Over the last decade or so, the United States has experienced an increase in pedestrian deaths. A report by The Verge indicates that 2018 was the deadliest year on record for foot traffic across the country in almost three decades according to data from the Governors Highway Safety Association. This reality makes the growing adoption of vehicle technologies designed to detect and avoid pedestrians highly important.
Factors influencing pedestrian fatalities
In the last two decades, more people have continued to purchase taller vehicles like SUVs than smaller passenger sedans. When these taller vehicles hit a pedestrian, the impact can more frequently be in a part of the body with vital organs such as the heart and lungs versus in the legs or hips. Another problem pedestrians face when hit by a larger vehicle is that instead of falling onto the hood of a car, they may end up underneath a vehicle.

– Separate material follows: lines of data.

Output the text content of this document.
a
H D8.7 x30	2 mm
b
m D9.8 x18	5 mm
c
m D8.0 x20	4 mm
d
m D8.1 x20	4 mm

Advanced safety features have room for improvement
Consumer Reports provided an overview on one study conducted by AAA that took a look at various 2019 model vehicles equipped with automatic braking and pedestrian detection systems. The best results were achieved in daylight hours, with test vehicles running at 20 miles per hour, and adult pedestrian dummies in a crosswalk. In these situations, pedestrians were hit six out of 10 times.
Tests conducted in nighttime conditions resulted in AAA rating the safety systems as totally ineffective. Other test scenarios involved child-sized dummies that came out from between other vehicles into the test vehicle path. The dummies were hit every time when test vehicles traveled at 30 miles per hour.